Wetlands expert: China should think outside the flooding box with Three Gorges Dam

October 23, 2008

China's farmers and merchants should take advantage of new agricultural and business opportunities that could help mitigate some effects of the annual flooding behind the Three Gorges Dam on the Yangtze River, according to an Ohio State University wetland expert.

The level of water in the reservoir behind the dam will top off at 575 feet above sea level during the coming winter. The reservoir pool, covering abandoned cities, houses and farm fields formerly populated by an estimated 1.5 million people, will extend over 400 square miles – equivalent to the land area of Hong Kong. Then by summer the water level will drop 100 feet, and the cycle of flooding and receding water will repeat every year after that.

The region will become home to an entirely new ecosystem as an unprecedented amount of water covers what used to be dry land.

The Three Gorges Dam is the largest hydro-electric project in the world, intended to combine the generation of clean power with downstream flood control, and enable shipping in China's interior. Critics are concerned that the reservoir will contain factory toxins and raw sewage and that sediment might cause the reservoir level to rise higher than planned, threatening to flood a large city upstream and possibly even send water spilling over the top of the dam.

The flooding is expected to extend as much as 185 miles upstream. Almost 14,000 acres of land in the Pengxi River valley will be seasonally flooded, possibly for as long as six months each year, by the pooling behind the dam.

Opportunities exist to try to make the best of the new ecosystem conditions of unprecedented fluctuating water levels, says William Mitsch, an environmental and natural resources professor at Ohio State University.

Among the possibilities: introducing new agricultural practices during low water levels, creating terraced ponds and wetlands along the borders of the giant reservoir, and establishing food production businesses that capitalize on the changing water levels.

"Nature is going to see something it's never seen before.
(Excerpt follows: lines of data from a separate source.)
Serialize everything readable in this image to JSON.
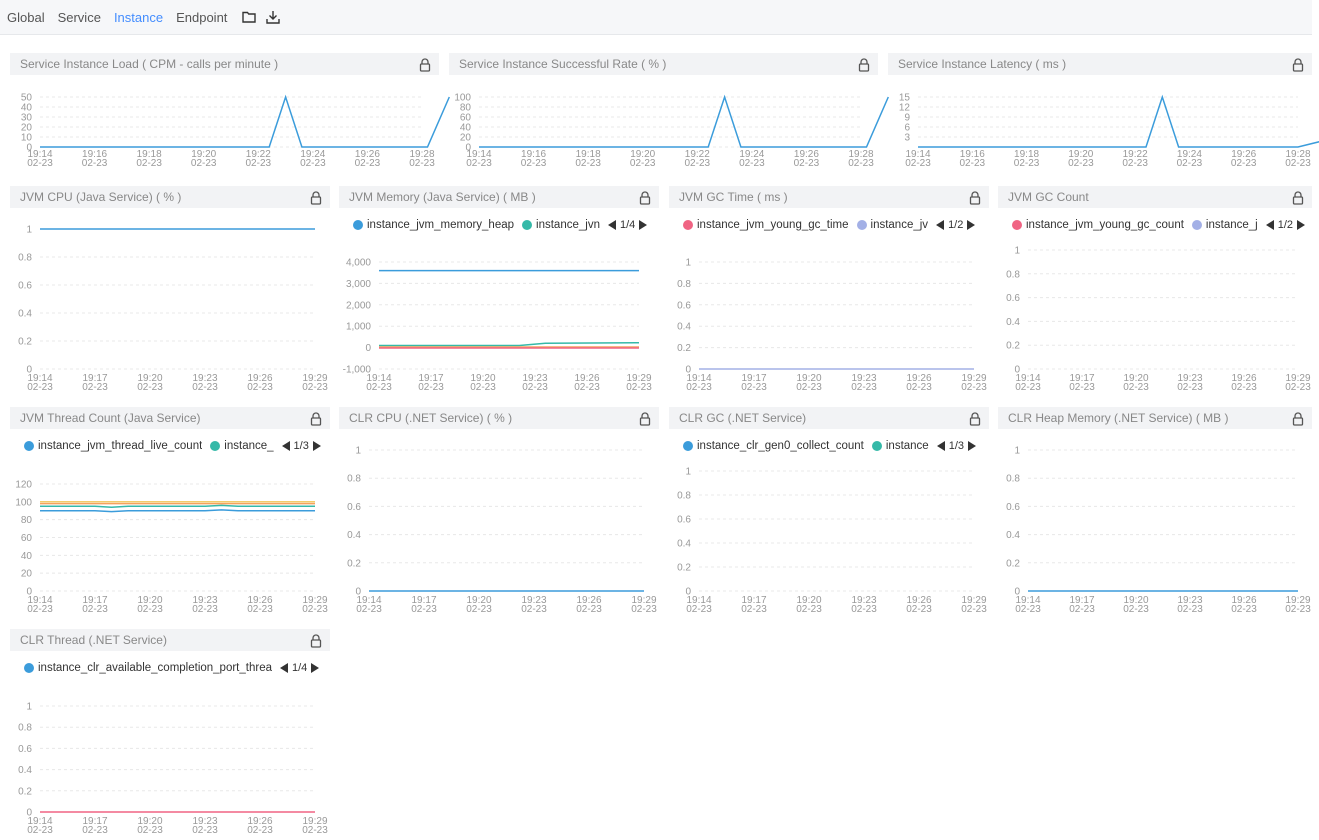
{
  "tabs": [
    {
      "label": "Global",
      "active": false
    },
    {
      "label": "Service",
      "active": false
    },
    {
      "label": "Instance",
      "active": true
    },
    {
      "label": "Endpoint",
      "active": false
    }
  ],
  "toolbar_icons": [
    "folder-icon",
    "download-icon"
  ],
  "colors": {
    "accent": "#448dfe",
    "series_blue": "#3b9cdb",
    "series_teal": "#35b9a8",
    "series_red": "#f06483",
    "series_lavender": "#a3b0e6",
    "series_orange": "#f5a25d",
    "series_yellow": "#f2cc6a"
  },
  "chart_data": [
    {
      "id": "load",
      "type": "line",
      "title": "Service Instance Load ( CPM - calls per minute )",
      "x": [
        "19:14\n02-23",
        "19:16\n02-23",
        "19:18\n02-23",
        "19:20\n02-23",
        "19:22\n02-23",
        "19:24\n02-23",
        "19:26\n02-23",
        "19:28\n02-23"
      ],
      "ylim": [
        0,
        50
      ],
      "yticks": [
        0,
        10,
        20,
        30,
        40,
        50
      ],
      "series": [
        {
          "color": "#3b9cdb",
          "points": [
            [
              0,
              0
            ],
            [
              1,
              0
            ],
            [
              2,
              0
            ],
            [
              3,
              0
            ],
            [
              4,
              0
            ],
            [
              4.2,
              0
            ],
            [
              4.5,
              50
            ],
            [
              4.8,
              0
            ],
            [
              5,
              0
            ],
            [
              6,
              0
            ],
            [
              7,
              0
            ],
            [
              7.1,
              0
            ],
            [
              7.5,
              50
            ]
          ]
        }
      ]
    },
    {
      "id": "success",
      "type": "line",
      "title": "Service Instance Successful Rate ( % )",
      "x": [
        "19:14\n02-23",
        "19:16\n02-23",
        "19:18\n02-23",
        "19:20\n02-23",
        "19:22\n02-23",
        "19:24\n02-23",
        "19:26\n02-23",
        "19:28\n02-23"
      ],
      "ylim": [
        0,
        100
      ],
      "yticks": [
        0,
        20,
        40,
        60,
        80,
        100
      ],
      "series": [
        {
          "color": "#3b9cdb",
          "points": [
            [
              0,
              0
            ],
            [
              1,
              0
            ],
            [
              2,
              0
            ],
            [
              3,
              0
            ],
            [
              4,
              0
            ],
            [
              4.2,
              0
            ],
            [
              4.5,
              100
            ],
            [
              4.8,
              0
            ],
            [
              5,
              0
            ],
            [
              6,
              0
            ],
            [
              7,
              0
            ],
            [
              7.1,
              0
            ],
            [
              7.5,
              100
            ]
          ]
        }
      ]
    },
    {
      "id": "latency",
      "type": "line",
      "title": "Service Instance Latency ( ms )",
      "x": [
        "19:14\n02-23",
        "19:16\n02-23",
        "19:18\n02-23",
        "19:20\n02-23",
        "19:22\n02-23",
        "19:24\n02-23",
        "19:26\n02-23",
        "19:28\n02-23"
      ],
      "ylim": [
        0,
        15
      ],
      "yticks": [
        3,
        6,
        9,
        12,
        15
      ],
      "series": [
        {
          "color": "#3b9cdb",
          "points": [
            [
              0,
              0
            ],
            [
              1,
              0
            ],
            [
              2,
              0
            ],
            [
              3,
              0
            ],
            [
              4,
              0
            ],
            [
              4.2,
              0
            ],
            [
              4.5,
              15
            ],
            [
              4.8,
              0
            ],
            [
              5,
              0
            ],
            [
              6,
              0
            ],
            [
              7,
              0
            ],
            [
              7.5,
              2
            ]
          ]
        }
      ]
    },
    {
      "id": "jvmcpu",
      "type": "line",
      "title": "JVM CPU (Java Service) ( % )",
      "x": [
        "19:14\n02-23",
        "19:17\n02-23",
        "19:20\n02-23",
        "19:23\n02-23",
        "19:26\n02-23",
        "19:29\n02-23"
      ],
      "ylim": [
        0,
        1
      ],
      "yticks": [
        0,
        0.2,
        0.4,
        0.6,
        0.8,
        1
      ],
      "series": [
        {
          "color": "#3b9cdb",
          "points": [
            [
              0,
              1
            ],
            [
              5,
              1
            ]
          ]
        }
      ]
    },
    {
      "id": "jvmmem",
      "type": "line",
      "title": "JVM Memory (Java Service) ( MB )",
      "legend": {
        "items": [
          {
            "label": "instance_jvm_memory_heap",
            "color": "#3b9cdb"
          },
          {
            "label": "instance_jvn",
            "color": "#35b9a8"
          }
        ],
        "page": "1/4"
      },
      "x": [
        "19:14\n02-23",
        "19:17\n02-23",
        "19:20\n02-23",
        "19:23\n02-23",
        "19:26\n02-23",
        "19:29\n02-23"
      ],
      "ylim": [
        -1000,
        4000
      ],
      "yticks": [
        -1000,
        0,
        1000,
        2000,
        3000,
        4000
      ],
      "series": [
        {
          "color": "#3b9cdb",
          "points": [
            [
              0,
              3600
            ],
            [
              5,
              3600
            ]
          ]
        },
        {
          "color": "#35b9a8",
          "points": [
            [
              0,
              100
            ],
            [
              2.7,
              100
            ],
            [
              3.2,
              200
            ],
            [
              5,
              230
            ]
          ]
        },
        {
          "color": "#f5a25d",
          "points": [
            [
              0,
              30
            ],
            [
              5,
              30
            ]
          ]
        },
        {
          "color": "#f06483",
          "points": [
            [
              0,
              -20
            ],
            [
              5,
              -20
            ]
          ]
        }
      ]
    },
    {
      "id": "gctime",
      "type": "line",
      "title": "JVM GC Time ( ms )",
      "legend": {
        "items": [
          {
            "label": "instance_jvm_young_gc_time",
            "color": "#f06483"
          },
          {
            "label": "instance_jv",
            "color": "#a3b0e6"
          }
        ],
        "page": "1/2"
      },
      "x": [
        "19:14\n02-23",
        "19:17\n02-23",
        "19:20\n02-23",
        "19:23\n02-23",
        "19:26\n02-23",
        "19:29\n02-23"
      ],
      "ylim": [
        0,
        1
      ],
      "yticks": [
        0,
        0.2,
        0.4,
        0.6,
        0.8,
        1
      ],
      "series": [
        {
          "color": "#a3b0e6",
          "points": [
            [
              0,
              0
            ],
            [
              5,
              0
            ]
          ]
        }
      ]
    },
    {
      "id": "gccount",
      "type": "line",
      "title": "JVM GC Count",
      "legend": {
        "items": [
          {
            "label": "instance_jvm_young_gc_count",
            "color": "#f06483"
          },
          {
            "label": "instance_j",
            "color": "#a3b0e6"
          }
        ],
        "page": "1/2"
      },
      "x": [
        "19:14\n02-23",
        "19:17\n02-23",
        "19:20\n02-23",
        "19:23\n02-23",
        "19:26\n02-23",
        "19:29\n02-23"
      ],
      "ylim": [
        0,
        1
      ],
      "yticks": [
        0,
        0.2,
        0.4,
        0.6,
        0.8,
        1
      ],
      "series": []
    },
    {
      "id": "thread",
      "type": "line",
      "title": "JVM Thread Count (Java Service)",
      "legend": {
        "items": [
          {
            "label": "instance_jvm_thread_live_count",
            "color": "#3b9cdb"
          },
          {
            "label": "instance_",
            "color": "#35b9a8"
          }
        ],
        "page": "1/3"
      },
      "x": [
        "19:14\n02-23",
        "19:17\n02-23",
        "19:20\n02-23",
        "19:23\n02-23",
        "19:26\n02-23",
        "19:29\n02-23"
      ],
      "ylim": [
        0,
        120
      ],
      "yticks": [
        0,
        20,
        40,
        60,
        80,
        100,
        120
      ],
      "series": [
        {
          "color": "#f2cc6a",
          "points": [
            [
              0,
              100
            ],
            [
              5,
              100
            ]
          ]
        },
        {
          "color": "#f5a25d",
          "points": [
            [
              0,
              98
            ],
            [
              5,
              98
            ]
          ]
        },
        {
          "color": "#35b9a8",
          "points": [
            [
              0,
              95
            ],
            [
              1,
              95
            ],
            [
              1.3,
              94
            ],
            [
              1.6,
              95
            ],
            [
              3,
              95
            ],
            [
              3.3,
              96
            ],
            [
              3.6,
              95
            ],
            [
              5,
              95
            ]
          ]
        },
        {
          "color": "#3b9cdb",
          "points": [
            [
              0,
              90
            ],
            [
              1,
              90
            ],
            [
              1.3,
              89
            ],
            [
              1.6,
              90
            ],
            [
              3,
              90
            ],
            [
              3.3,
              91
            ],
            [
              3.6,
              90
            ],
            [
              5,
              90
            ]
          ]
        }
      ]
    },
    {
      "id": "clrcpu",
      "type": "line",
      "title": "CLR CPU (.NET Service) ( % )",
      "x": [
        "19:14\n02-23",
        "19:17\n02-23",
        "19:20\n02-23",
        "19:23\n02-23",
        "19:26\n02-23",
        "19:29\n02-23"
      ],
      "ylim": [
        0,
        1
      ],
      "yticks": [
        0,
        0.2,
        0.4,
        0.6,
        0.8,
        1
      ],
      "series": [
        {
          "color": "#3b9cdb",
          "points": [
            [
              0,
              0
            ],
            [
              5,
              0
            ]
          ]
        }
      ]
    },
    {
      "id": "clrgc",
      "type": "line",
      "title": "CLR GC (.NET Service)",
      "legend": {
        "items": [
          {
            "label": "instance_clr_gen0_collect_count",
            "color": "#3b9cdb"
          },
          {
            "label": "instance",
            "color": "#35b9a8"
          }
        ],
        "page": "1/3"
      },
      "x": [
        "19:14\n02-23",
        "19:17\n02-23",
        "19:20\n02-23",
        "19:23\n02-23",
        "19:26\n02-23",
        "19:29\n02-23"
      ],
      "ylim": [
        0,
        1
      ],
      "yticks": [
        0,
        0.2,
        0.4,
        0.6,
        0.8,
        1
      ],
      "series": []
    },
    {
      "id": "clrheap",
      "type": "line",
      "title": "CLR Heap Memory (.NET Service) ( MB )",
      "x": [
        "19:14\n02-23",
        "19:17\n02-23",
        "19:20\n02-23",
        "19:23\n02-23",
        "19:26\n02-23",
        "19:29\n02-23"
      ],
      "ylim": [
        0,
        1
      ],
      "yticks": [
        0,
        0.2,
        0.4,
        0.6,
        0.8,
        1
      ],
      "series": [
        {
          "color": "#3b9cdb",
          "points": [
            [
              0,
              0
            ],
            [
              5,
              0
            ]
          ]
        }
      ]
    },
    {
      "id": "clrthread",
      "type": "line",
      "title": "CLR Thread (.NET Service)",
      "legend": {
        "items": [
          {
            "label": "instance_clr_available_completion_port_threa",
            "color": "#3b9cdb"
          }
        ],
        "page": "1/4"
      },
      "x": [
        "19:14\n02-23",
        "19:17\n02-23",
        "19:20\n02-23",
        "19:23\n02-23",
        "19:26\n02-23",
        "19:29\n02-23"
      ],
      "ylim": [
        0,
        1
      ],
      "yticks": [
        0,
        0.2,
        0.4,
        0.6,
        0.8,
        1
      ],
      "series": [
        {
          "color": "#f06483",
          "points": [
            [
              0,
              0
            ],
            [
              5,
              0
            ]
          ]
        }
      ]
    }
  ]
}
There is no ecosystem that has such an exaggerated change in flooding levels, even the Amazon River in South America. This annual variation in water levels will be unlike any other natural river system in the world. If done properly, ecological engineering can minimize some of the impact," said Mitsch, also director of the Wilma H. Schiermeier Olentangy River Wetland Research Park at Ohio State.
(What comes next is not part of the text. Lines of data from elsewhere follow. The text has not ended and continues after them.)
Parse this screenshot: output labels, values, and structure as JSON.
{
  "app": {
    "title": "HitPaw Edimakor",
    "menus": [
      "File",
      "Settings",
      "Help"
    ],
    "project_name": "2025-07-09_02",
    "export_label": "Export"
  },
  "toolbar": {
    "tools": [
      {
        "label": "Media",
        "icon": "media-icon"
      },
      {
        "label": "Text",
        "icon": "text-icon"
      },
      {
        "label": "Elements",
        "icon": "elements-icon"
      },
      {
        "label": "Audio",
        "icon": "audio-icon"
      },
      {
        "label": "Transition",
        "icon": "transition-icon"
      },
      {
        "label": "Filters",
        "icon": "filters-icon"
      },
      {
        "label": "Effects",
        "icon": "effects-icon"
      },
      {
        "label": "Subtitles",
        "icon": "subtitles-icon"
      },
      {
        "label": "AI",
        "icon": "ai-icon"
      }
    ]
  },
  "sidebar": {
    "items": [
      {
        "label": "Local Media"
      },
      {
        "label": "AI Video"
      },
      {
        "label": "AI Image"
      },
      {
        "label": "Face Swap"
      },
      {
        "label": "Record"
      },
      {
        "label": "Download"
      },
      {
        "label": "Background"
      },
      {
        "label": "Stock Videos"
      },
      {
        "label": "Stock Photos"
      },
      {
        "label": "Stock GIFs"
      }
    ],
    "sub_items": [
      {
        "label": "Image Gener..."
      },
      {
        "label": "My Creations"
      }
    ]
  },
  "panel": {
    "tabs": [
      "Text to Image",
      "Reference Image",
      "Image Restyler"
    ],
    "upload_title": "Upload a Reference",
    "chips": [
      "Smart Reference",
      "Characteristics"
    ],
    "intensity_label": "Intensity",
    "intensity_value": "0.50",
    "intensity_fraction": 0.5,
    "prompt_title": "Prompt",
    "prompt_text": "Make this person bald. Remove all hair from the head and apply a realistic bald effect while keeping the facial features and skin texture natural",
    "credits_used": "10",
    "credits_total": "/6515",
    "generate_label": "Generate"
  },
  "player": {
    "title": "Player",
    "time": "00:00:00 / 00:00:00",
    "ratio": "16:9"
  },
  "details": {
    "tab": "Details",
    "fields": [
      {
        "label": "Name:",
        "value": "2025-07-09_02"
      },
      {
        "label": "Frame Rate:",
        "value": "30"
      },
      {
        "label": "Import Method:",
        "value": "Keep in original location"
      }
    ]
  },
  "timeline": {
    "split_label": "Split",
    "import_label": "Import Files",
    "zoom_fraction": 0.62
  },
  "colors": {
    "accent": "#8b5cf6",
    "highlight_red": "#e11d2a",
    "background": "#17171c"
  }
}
"We're saying everyone has to think outside the box."

Mitsch described these opportunities as the lead author of a letter to the journal Science published Friday (10/24).

The letter, coauthored by colleagues at Ohio State and in China, responds to an Aug. 1 Science article exploring the dam's potential environmental effects, especially on aquatic life in and around the Yangtze River.
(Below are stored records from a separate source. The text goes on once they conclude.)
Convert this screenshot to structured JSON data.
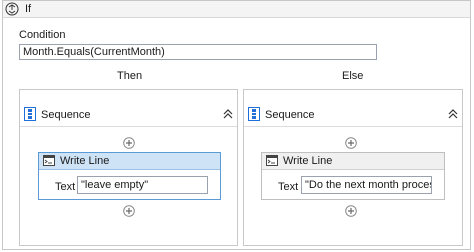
{
  "if_activity": {
    "title": "If",
    "condition_label": "Condition",
    "condition_value": "Month.Equals(CurrentMonth)",
    "then_label": "Then",
    "else_label": "Else"
  },
  "then_branch": {
    "sequence_title": "Sequence",
    "write_line": {
      "title": "Write Line",
      "text_label": "Text",
      "text_value": "\"leave empty\""
    }
  },
  "else_branch": {
    "sequence_title": "Sequence",
    "write_line": {
      "title": "Write Line",
      "text_label": "Text",
      "text_value": "\"Do the next month process\""
    }
  },
  "icons": {
    "if": "if-activity-icon",
    "sequence": "sequence-icon",
    "collapse": "collapse-chevrons-up-icon",
    "add": "add-activity-plus-icon",
    "write_line": "write-line-icon"
  },
  "colors": {
    "selected_border": "#5b9bd5",
    "selected_header": "#cfe3f7",
    "sequence_icon_blue": "#1e6fd9"
  }
}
Mitsch said farmers planting crops in the reservoir region will need to adjust, or ideally eliminate, the use of fertilizers during growing periods. Fertilizers would leave behind undesired nutrients that would promote the development of algae once standing water covers the crop fields.

"Fertilizers actually won't be needed," Mitsch said, because the sediment left behind by flooding will be rich in certain nutrients, especially phosphorus, which is beneficial to many kinds of crops.

Land users also could consider constructing cascading terraced ponds and wetlands along the border of the reservoir to retain water as it recedes and to reduce the loss of nutrients to the pulsing river system.

Perhaps the most commercially viable option would be expansive fish net systems that could be placed to capture fish at the end of the flooding season, as water levels diminish.

Though the original article explored the dam's possible harm to fish and mammals, Mitsch's letter noted that mudflats at or near the river system in the summer may provide ideal habitat for shorebirds and other wading birds.

Mitsch, a proponent of the preservation of wetlands around the world, says it's really too early to tell whether the reservoir behind the dam will function in typical wetland fashion. Often called the "kidneys" of the environment, wetlands act as buffer zones between land and waterways. They filter out chemicals in water that runs off from farm fields, roads, parking lots and other surfaces and hold onto them for years, and also absorb and store carbon.

"It will be a large expanse of water, but for now we just know it will present an ecologically interesting situation," Mitsch said. "More interesting will be to see how people adapt to it."